El cine con mayúsculas, el que se proyecta en las salas, vive su ocaso. La maravillosa historia emprendida por los Lumière se acerca a los títulos de crédito. Habrá que despedirse de otra de las pasiones que nos quedaban
Hace dos fines de semana fui a ver la película Los renglones torcidos de Dios, basada en la novela de Torcuato Luca de Tena. Me gustó. Éramos nueve espectadores en la sala, todos con más de cincuenta años. No me sorprendió. Desde que nos permitieron salir del encierro he ido al cine con frecuencia, y la mayoría de las veces he estado acompañado por muy pocas personas, o incluso solo, como me ocurrió viendo El padre, protagonizada por Anthony Hopkins, en un cine céntrico de València.
Ojalá me equivoque en esta como en otras cosas, ojalá me salga el tiro de mi pesimismo por la culata, pero aventuro que el cine proyectado en una sala —el cine de verdad— tiene los años contados. En las grandes ciudades su agonía será más lenta, a diferencia de lo que sucede en las pequeñas capitales de provincia y los pueblos, donde las pocas salas que resisten acabarán rindiéndose por falta de negocio.
El telón caerá definitivamente cuando desaparezcan las dos generaciones de espectadores que aún lo consideran parte de su educación sentimental. Si los exhibidores sobreviven es gracias a gente como yo, que prefiere pagar ocho euros por ver una película en pantalla grande, sentado en una butaca en una sala a oscuras, a hacerlo frente a un televisor de plasma. Digan lo que digan, no hay color entre una y otra experiencia.
Esto no lo pueden entender los jóvenes, que tienen otras formas de entretenimiento —como ser consumidores bulímicos de series en las plataformas vampíricas— y, además, se han acostumbrado a no pagar por la cultura. El público joven podría ser la solución para el cine, pero no está ni se le espera. En contra también juega el empobrecimiento de la población, que recorta los gastos en ocio.
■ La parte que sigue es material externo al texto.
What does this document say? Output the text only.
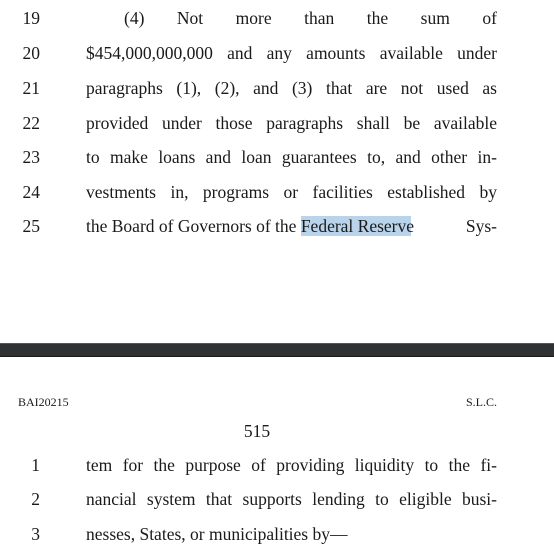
19	(4) Not more than the sum of
20	$454,000,000,000 and any amounts available under
21	paragraphs (1), (2), and (3) that are not used as
22	provided under those paragraphs shall be available
23	to make loans and loan guarantees to, and other in-
24	vestments in, programs or facilities established by
25	the Board of Governors of the Federal Reserve	Sys-
BAI20215	S.L.C.
515
1	tem for the purpose of providing liquidity to the fi-
2	nancial system that supports lending to eligible busi-
3	nesses, States, or municipalities by—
Esta sensación de fin de etapa, de vivir el ocaso del cine, está presente en el documental dedicado al controvertido crítico Carlos Boyero. El propio Boyero se reconocía una especie en extinción en una industria que no da con la tecla para llenar de nuevo las salas. El Boyero amado y odiado que acude a las festivales de San Sebastián, Cannes y Venecia; el Boyero envidiado por los críticos jóvenes por alojarse en hoteles de cinco estrellas y comer en restaurantes de varias estrellas Michelin, está en el final de su carrera después de cuarenta años de oficio. Su jubilación cercana tiene algo de metáfora amarga, de admitir que los buenos tiempos ya no volverán.
Los que tenemos más de cincuenta años asistiremos, si Dios nos da salud, a la muerte del cine. Es triste pero no trágico. El hombre actual debe aprender a despedirse: del cine pero también de los periódicos de papel, las corbatas y los pantalones de tergal, el tratamiento del usted, el frío de los inviernos, en fin, de cierta forma de estar en el mundo y ver la vida.
Esta maravillosa historia que se acerca a los títulos de crédito comenzó, una mañana de domingo de los años setenta, cuando mi padre nos llevó, a mi hermano y a mí, a ver La isla del tesoro a los cines Astoria de mi ciudad natal. Fue entonces cuando prendió la llama de mi afición por el invento de los Lumière.
En los fotogramas de mi memoria se confunden tardes de felicidad en cines de distintas ciudades, cines céntricos y de barrio, también cines de verano, donde me reí con la escena del camarote de los hermanos Marx, me asusté con el tiburón de Spielberg, bailé con Tony Manero y observé a Brando acariciando a su gatito en El padrino; cines donde descubrí a Almodóvar, me emocioné con el amor de Meryl Streep y Robert Redford en Memorias de África, y lloré con la memorable escena de los besos censurados en Cinema paradiso; cines donde aprendí lo que es España con las películas de Berlanga, imité el cinismo del periodista Jep Gambardella en La gran belleza, y me estremecí con Tesis y el hacha de Jack Nicholson en El resplandor…
Mi vida no puede ser entender sin el amor al cine. Mi patria, a fin de cuentas, son los cines Babel de València, los Aana de Alicante y el Capitol de Albacete. Esa es mi patria. Por esa razón, mientras una sala quede abierta, allí estaré apoyando a su gente, desde la estrella que se pasea por la alfombra roja hasta el último taquillero, a toda la gran familia del cine en prueba de mi agradecimiento.
Este fin de semana iré a ver Girasoles silvestres de Jaime Rosales. Ya os contaré qué me pareció.